The killer opens it—and smiles again. Inside are many green bills. He removes them, shoves them in his front jeans pocket. Next, he moves quickly to the rear of the storage room and finds a suitably forgotten cardboard box stuffed with black cables and shoves the wallet deep within.
He turns, steps straight through Jacob, and shivering, exits the room.
Back in the sanctuary, the killer stops behind the dead woman. For the briefest of moments, I see remorse cross his bloodshot eyes, and as the man stands there staring down at her—and taking a phenomenal risk at being caught, I feel—little Jacob does something unexpected.
The boy moves around him and faces him, then reaches up and gently touches the deep wounds on the man’s face—fresh wounds from our piano teacher’s nails.
The moment Jacob touches him, the killer shivers, and the hairs on his forearms stand on end.
“Eli?” Jacob whispers, so low that no mortal could have possibly heard it, and yet the killer reacts instantly. He snaps his head up and looks directly into Jacob’s eyes.
The two stare at each other. And because I’m reliving all of this through Jacob’s memory—and thus seeing what he’s seeing—I feel as if the killer is looking directly at me, too.
The name Eli strikes a chord in me, too; it pulls at a distant, forgotten memory.
Jesus, what’s going on here?
But I don’t have time to contemplate it, as the killer next shakes his head and yanks himself out of whatever drug-induced reverie he thinks he’s in.
He heads straight to the altar.
Once there, he uses the same key to open a back panel. I know immediately what he’s after: the church’s treasured sacraments. Jacob watches quietly as the man removes a large plastic trash bag from inside his jacket and begins shoveling in the ornate crosses, jewel-encrusted goblets, and golden communion plates. All would fetch a pretty penny on the black market—and all should keep him high for months.
When finished, he ties off the bag and heads back behind the pulpit. And looks up. Directly above him is the massive statue of Jesus Christ hanging grotesquely from the cross.
Is the killer asking for forgiveness? Is he praying? Is he perhaps mocking the Lord?
None of the above.
Indeed, he appears to be looking at what is hanging just beneath the crucifix. It’s a massive oil painting depicting Christ’s arrest on the Mount of Olives. Massive and old. And probably worth a fortune.
Since when do junkies have a taste for art? Perhaps junkies looking for something—anything—to pay for their next fix.
And I thought I was going to hell.
It’s a big painting and would take a lot of work for him to remove it, but the killer seems undaunted. He reaches up for it, and just as he does, something moves quickly to his left. Something dark and swift. A moving shadow, in fact. But Jacob doesn’t see it, or perhaps chooses to ignore it, and so I lose my chance to see what, if anything, it is.

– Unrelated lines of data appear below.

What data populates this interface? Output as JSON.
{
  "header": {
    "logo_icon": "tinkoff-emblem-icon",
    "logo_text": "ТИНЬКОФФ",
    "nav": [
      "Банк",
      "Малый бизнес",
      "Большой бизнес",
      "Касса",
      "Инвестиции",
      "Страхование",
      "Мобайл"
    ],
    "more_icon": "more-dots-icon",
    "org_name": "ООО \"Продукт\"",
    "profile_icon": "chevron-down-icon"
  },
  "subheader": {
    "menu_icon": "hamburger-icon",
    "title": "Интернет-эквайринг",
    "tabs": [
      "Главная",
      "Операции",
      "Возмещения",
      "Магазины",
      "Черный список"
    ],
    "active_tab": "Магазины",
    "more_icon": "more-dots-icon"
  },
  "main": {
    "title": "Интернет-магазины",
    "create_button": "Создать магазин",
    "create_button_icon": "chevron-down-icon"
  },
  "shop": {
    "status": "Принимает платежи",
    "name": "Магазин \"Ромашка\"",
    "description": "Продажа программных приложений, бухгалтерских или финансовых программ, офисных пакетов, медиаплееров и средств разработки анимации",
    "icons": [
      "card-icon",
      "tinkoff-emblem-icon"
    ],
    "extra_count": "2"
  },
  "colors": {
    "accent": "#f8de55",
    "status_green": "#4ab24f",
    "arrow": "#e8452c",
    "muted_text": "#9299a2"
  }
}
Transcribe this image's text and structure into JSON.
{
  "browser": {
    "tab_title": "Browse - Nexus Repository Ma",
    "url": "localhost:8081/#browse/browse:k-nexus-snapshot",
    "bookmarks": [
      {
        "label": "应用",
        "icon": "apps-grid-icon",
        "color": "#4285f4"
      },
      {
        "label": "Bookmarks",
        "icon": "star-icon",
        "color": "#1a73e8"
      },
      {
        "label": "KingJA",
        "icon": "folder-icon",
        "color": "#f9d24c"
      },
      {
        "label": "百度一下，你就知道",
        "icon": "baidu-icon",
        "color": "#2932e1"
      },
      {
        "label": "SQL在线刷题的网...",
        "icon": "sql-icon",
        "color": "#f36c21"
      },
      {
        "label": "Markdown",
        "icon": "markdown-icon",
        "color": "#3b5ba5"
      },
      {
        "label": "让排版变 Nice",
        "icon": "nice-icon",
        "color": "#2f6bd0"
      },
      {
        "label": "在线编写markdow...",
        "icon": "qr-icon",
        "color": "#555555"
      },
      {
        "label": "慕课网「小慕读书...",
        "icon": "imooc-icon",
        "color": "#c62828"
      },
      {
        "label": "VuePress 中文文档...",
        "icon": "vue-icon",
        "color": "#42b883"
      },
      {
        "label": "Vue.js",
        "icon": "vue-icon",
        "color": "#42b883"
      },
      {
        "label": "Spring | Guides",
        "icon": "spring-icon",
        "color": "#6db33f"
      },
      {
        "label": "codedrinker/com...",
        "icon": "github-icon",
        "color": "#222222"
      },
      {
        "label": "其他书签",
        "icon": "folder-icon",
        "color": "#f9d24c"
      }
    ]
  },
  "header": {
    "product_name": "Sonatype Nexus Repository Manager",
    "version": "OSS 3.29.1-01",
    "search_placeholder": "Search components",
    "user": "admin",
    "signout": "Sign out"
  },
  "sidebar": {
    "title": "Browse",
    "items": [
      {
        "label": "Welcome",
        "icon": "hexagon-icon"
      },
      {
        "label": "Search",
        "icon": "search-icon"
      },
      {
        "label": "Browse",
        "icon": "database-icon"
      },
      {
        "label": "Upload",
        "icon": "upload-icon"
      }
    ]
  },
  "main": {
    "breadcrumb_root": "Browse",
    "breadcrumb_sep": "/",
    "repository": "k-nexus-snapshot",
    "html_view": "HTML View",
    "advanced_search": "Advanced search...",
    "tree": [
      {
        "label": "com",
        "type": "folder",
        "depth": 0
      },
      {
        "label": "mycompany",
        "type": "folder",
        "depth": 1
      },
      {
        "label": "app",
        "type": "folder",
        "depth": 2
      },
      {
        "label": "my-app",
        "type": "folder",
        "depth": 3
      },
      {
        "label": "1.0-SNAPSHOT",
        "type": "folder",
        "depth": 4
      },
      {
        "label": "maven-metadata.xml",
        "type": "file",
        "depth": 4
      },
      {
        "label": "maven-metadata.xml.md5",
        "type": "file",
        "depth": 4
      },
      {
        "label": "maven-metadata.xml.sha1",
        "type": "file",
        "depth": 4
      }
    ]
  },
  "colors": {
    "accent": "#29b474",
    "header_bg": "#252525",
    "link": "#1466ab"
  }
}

But something seems to be out there, moving.
The killer doesn’t see it and continues reaching up, and just as his fingertips touch the ornate frame, something happens.
Unfortunately, the next few images are a blur.
In one of them, I see a very menacing red-eyed shadow rise up from the painting itself. In the next, the killer is beating a hasty retreat out of the church, his sack of stolen loot swung over his shoulder like that of a murderous Santa Claus. The anti-Santa. He looks back once, terror on his face, then quickly disappears through a side door and out into what appears to be a courtyard, complete with a gurgling fountain.
Jacob watches him go. Whatever spooked the killer doesn’t seem to affect the boy, who simply turns and looks back at his dead music teacher, who’s still propped up on the piano bench.